There is only one word to adequately describe both attempts to fit the square peg of our national experience into the round hole of a well-ordered, ideologically motivated scheme of things: Obscurantism.
Our old revolutionaries who rebelled against the original obscurantism of the friars, are all gone, of course. In their place is the generation which the old revolutionaries hectored as being ignorant of the lesson of the Revolution, who, among other things had rejected Masonry and all its works and replaced it with a disgusting affection for the Americans who fostered new obscurantism called the colonial mentality. Of course the younger generation thought they proved their elders wrong during the Second World War. Which gave them the moral authority to hector yet another generation. Which, this time, did not take their elders’ lectures sitting down, but instead endeavored, at the barricades and in the hills, to replace their parents’ colonial mentality with the obscurantism of dogmatic Marxism — and are themselves being questioned by the youth, circa 1996.

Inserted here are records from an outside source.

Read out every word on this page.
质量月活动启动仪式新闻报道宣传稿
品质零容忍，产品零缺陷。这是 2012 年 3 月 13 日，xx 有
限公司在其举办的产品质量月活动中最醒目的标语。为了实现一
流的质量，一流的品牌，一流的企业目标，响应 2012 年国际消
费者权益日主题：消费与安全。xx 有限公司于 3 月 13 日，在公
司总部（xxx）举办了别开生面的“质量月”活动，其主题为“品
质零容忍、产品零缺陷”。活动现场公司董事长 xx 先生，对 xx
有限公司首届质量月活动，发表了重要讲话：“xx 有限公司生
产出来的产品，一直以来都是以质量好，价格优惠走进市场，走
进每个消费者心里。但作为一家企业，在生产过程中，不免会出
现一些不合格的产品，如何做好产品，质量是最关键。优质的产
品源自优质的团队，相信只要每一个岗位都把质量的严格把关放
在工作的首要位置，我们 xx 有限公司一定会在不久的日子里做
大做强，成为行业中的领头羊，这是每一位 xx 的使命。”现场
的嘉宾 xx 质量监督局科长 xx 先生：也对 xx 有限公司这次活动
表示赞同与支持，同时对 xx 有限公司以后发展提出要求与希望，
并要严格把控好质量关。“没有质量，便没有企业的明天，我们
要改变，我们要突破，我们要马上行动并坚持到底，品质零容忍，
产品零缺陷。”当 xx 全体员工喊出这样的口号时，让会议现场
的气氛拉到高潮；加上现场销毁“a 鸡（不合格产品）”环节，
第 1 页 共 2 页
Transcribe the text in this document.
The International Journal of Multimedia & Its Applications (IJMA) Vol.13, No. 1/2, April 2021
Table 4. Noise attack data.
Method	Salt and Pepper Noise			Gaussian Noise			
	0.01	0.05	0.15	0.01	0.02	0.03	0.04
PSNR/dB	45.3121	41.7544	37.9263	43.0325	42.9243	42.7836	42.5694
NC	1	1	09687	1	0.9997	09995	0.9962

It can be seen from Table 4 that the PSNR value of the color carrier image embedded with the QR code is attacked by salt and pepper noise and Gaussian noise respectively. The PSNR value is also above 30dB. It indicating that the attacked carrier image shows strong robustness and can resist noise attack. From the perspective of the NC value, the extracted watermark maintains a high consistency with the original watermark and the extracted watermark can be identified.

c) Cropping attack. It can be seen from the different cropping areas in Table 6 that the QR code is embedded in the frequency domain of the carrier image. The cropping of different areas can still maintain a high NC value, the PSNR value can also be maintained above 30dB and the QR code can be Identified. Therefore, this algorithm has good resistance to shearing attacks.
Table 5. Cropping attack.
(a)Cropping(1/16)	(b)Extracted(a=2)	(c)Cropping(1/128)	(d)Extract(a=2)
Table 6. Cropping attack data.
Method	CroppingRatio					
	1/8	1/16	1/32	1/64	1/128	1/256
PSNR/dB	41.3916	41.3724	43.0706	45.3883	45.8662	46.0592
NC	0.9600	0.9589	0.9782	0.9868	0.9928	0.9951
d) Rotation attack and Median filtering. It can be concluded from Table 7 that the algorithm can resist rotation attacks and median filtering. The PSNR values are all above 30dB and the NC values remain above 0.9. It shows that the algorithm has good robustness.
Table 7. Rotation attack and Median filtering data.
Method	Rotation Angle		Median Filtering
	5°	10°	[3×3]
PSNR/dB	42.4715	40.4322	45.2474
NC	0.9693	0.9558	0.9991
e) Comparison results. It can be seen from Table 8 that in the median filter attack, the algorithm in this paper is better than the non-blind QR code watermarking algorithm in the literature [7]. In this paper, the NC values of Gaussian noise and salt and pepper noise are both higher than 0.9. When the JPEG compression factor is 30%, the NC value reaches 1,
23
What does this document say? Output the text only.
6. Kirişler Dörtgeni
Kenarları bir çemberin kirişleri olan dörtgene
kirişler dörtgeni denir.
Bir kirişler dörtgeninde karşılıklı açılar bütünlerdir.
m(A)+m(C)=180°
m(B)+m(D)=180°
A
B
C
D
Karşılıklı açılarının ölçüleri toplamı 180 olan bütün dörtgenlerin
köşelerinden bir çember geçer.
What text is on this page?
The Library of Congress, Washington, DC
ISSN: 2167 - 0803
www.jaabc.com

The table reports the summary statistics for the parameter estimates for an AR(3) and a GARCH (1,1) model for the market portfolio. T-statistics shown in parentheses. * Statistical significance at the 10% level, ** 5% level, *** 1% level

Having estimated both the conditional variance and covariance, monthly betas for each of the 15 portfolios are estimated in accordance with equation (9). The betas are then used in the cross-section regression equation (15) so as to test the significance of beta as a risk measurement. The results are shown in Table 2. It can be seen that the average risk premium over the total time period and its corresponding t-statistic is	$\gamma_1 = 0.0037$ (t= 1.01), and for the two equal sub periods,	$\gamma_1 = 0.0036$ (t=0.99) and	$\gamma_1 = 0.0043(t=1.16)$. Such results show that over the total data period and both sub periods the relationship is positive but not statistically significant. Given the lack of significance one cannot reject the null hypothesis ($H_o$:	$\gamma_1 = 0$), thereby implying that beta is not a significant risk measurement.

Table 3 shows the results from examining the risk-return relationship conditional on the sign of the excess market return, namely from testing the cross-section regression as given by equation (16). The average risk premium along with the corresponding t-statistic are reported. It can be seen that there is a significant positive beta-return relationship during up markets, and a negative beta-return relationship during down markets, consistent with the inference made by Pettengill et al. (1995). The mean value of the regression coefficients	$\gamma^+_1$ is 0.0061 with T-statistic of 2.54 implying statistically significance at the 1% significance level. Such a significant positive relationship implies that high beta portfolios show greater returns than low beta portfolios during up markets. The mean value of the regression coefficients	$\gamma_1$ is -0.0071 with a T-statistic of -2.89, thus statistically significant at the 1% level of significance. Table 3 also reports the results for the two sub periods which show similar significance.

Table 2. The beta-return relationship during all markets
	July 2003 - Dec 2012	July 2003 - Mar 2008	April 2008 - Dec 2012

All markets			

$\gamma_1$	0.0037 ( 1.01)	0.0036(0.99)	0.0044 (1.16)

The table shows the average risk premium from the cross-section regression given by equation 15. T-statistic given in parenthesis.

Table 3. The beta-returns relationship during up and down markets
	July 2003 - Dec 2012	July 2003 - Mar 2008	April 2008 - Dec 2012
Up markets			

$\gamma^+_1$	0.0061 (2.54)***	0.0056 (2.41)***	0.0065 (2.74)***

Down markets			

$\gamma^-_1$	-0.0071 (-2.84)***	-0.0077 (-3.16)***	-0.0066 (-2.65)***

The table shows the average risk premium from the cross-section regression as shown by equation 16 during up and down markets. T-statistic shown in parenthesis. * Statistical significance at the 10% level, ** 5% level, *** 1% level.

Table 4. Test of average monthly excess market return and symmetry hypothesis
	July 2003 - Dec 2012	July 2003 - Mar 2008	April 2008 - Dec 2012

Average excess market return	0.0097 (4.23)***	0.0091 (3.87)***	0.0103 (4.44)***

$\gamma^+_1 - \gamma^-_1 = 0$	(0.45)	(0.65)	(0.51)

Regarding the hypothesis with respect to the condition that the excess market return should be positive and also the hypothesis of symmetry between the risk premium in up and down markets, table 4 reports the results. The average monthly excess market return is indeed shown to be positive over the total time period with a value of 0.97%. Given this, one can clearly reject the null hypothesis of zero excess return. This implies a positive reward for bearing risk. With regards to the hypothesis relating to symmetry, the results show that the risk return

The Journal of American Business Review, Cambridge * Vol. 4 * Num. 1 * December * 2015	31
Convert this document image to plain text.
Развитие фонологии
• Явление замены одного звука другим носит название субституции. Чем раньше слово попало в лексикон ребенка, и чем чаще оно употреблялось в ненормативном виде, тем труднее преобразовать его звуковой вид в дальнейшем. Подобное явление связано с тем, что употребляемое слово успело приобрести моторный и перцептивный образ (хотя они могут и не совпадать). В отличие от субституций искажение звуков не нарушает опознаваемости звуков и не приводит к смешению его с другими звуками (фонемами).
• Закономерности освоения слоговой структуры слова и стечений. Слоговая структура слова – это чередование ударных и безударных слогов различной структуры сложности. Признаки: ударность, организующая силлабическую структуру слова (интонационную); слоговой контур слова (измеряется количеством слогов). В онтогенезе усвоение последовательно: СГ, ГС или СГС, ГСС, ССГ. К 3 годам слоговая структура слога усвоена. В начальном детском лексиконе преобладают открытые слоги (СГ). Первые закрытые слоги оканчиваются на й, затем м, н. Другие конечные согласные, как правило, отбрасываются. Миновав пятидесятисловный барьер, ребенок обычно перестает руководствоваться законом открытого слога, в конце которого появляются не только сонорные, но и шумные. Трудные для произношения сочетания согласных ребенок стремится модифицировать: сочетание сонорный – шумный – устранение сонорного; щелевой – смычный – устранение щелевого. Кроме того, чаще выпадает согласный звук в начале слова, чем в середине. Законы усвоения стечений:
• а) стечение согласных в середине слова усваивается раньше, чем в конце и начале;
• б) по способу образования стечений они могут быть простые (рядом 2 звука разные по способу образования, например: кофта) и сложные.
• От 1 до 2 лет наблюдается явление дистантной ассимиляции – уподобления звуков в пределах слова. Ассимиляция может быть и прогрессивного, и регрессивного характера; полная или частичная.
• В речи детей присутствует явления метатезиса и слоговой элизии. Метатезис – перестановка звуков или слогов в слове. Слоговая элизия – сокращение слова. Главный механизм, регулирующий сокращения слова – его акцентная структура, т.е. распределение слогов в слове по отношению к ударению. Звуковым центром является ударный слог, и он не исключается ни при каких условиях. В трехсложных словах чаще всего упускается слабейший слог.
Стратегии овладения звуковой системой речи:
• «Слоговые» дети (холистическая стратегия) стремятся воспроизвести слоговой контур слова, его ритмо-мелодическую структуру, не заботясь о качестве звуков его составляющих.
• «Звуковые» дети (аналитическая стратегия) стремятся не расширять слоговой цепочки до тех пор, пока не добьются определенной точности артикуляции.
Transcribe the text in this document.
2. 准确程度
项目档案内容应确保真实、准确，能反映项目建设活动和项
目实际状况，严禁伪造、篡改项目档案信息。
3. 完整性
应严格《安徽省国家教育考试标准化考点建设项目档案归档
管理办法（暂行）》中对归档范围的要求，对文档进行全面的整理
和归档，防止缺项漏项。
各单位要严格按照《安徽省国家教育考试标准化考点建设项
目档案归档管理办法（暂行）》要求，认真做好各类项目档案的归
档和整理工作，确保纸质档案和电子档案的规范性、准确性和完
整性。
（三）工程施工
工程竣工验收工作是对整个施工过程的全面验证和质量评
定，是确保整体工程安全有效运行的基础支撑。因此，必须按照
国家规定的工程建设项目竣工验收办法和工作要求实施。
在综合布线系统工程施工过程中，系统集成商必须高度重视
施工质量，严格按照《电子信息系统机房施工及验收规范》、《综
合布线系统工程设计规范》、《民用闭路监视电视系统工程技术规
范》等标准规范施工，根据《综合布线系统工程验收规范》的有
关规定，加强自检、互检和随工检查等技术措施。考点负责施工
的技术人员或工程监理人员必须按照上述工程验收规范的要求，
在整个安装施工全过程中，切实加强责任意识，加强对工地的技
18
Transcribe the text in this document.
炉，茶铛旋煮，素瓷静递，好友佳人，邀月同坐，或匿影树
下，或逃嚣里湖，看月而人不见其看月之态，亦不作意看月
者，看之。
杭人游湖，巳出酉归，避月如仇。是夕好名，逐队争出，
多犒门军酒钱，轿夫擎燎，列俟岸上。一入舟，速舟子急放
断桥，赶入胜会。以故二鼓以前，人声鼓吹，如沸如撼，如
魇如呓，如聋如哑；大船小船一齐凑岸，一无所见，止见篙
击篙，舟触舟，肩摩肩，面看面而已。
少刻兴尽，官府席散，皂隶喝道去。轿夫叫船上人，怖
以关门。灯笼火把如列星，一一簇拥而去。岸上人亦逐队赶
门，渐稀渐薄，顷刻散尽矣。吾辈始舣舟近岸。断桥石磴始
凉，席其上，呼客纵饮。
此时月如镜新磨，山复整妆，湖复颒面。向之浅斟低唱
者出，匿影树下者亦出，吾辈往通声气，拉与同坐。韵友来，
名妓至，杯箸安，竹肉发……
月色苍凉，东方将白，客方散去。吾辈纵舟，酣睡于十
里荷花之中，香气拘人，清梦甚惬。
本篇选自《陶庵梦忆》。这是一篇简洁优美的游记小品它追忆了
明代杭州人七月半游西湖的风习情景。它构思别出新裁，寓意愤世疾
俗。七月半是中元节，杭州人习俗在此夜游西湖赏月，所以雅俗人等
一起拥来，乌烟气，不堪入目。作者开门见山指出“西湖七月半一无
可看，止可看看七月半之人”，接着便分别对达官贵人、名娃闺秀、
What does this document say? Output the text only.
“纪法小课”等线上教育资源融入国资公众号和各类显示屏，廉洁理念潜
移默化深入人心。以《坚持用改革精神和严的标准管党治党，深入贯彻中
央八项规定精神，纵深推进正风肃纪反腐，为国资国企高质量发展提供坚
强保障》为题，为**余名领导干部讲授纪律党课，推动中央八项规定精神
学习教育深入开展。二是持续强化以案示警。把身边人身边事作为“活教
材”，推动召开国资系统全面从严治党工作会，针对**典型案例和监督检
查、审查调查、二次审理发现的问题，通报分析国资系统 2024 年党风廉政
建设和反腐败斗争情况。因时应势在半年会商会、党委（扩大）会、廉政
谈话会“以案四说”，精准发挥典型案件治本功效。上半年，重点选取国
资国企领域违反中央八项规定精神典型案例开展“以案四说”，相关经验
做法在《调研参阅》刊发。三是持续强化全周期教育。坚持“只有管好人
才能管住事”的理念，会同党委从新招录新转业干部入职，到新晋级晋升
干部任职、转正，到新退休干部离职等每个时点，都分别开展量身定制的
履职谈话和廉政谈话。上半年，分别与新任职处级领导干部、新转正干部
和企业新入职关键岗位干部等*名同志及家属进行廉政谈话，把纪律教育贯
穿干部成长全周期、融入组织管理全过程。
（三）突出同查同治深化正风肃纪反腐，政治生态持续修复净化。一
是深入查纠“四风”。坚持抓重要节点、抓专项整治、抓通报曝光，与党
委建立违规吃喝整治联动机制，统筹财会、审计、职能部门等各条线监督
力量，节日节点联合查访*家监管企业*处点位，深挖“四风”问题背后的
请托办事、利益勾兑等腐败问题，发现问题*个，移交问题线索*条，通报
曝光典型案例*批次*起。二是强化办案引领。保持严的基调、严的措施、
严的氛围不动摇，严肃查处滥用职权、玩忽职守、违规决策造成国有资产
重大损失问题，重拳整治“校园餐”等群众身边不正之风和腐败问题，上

This all part of the process which Renato Constantino, in his landmark biography of Claro M. Recto, described as “The Making of The Filipino”. Each generation must make — or unmake — itself, which is good; you will achieve nothing substantive, though, if you deliberately ignore the experience of your forebears. The fate of July 4 as a holiday is testimony to this. It was abandoned under Macapagal, transformed into “Fil-Am Friendship Day” and degraded under Marcos, and, together with his other holiday of ill-repute, “Thanksgiving Day,” mercifully abolished by President Corazon Aquino. The date was suddenly remembered when the new hundred-peso bill was issued, because people resented the depiction of a historic photograph which gave prominence to the American flag. We have gone far in our experience as a country and in our experience with the United States, both travails have left their mark.
Still, at a time when we should be evaluating ourselves with more discernment and independence of thought, we are actually more than ever, the slaves of obscurantism. The tragedy is that this obscurantism is of our own making, not the legacy of friars or our past colonial masters.
Ironic that the enduring legacy of 1896, 1946, and 1986 is the struggle to be freed from the obscurantism that afflicts ourselves — a lesson we might have learned earlier had we listened to those whose characters were forged as youths during the revolution, and who considered the independence we have enjoyed for 50 years their life’s work.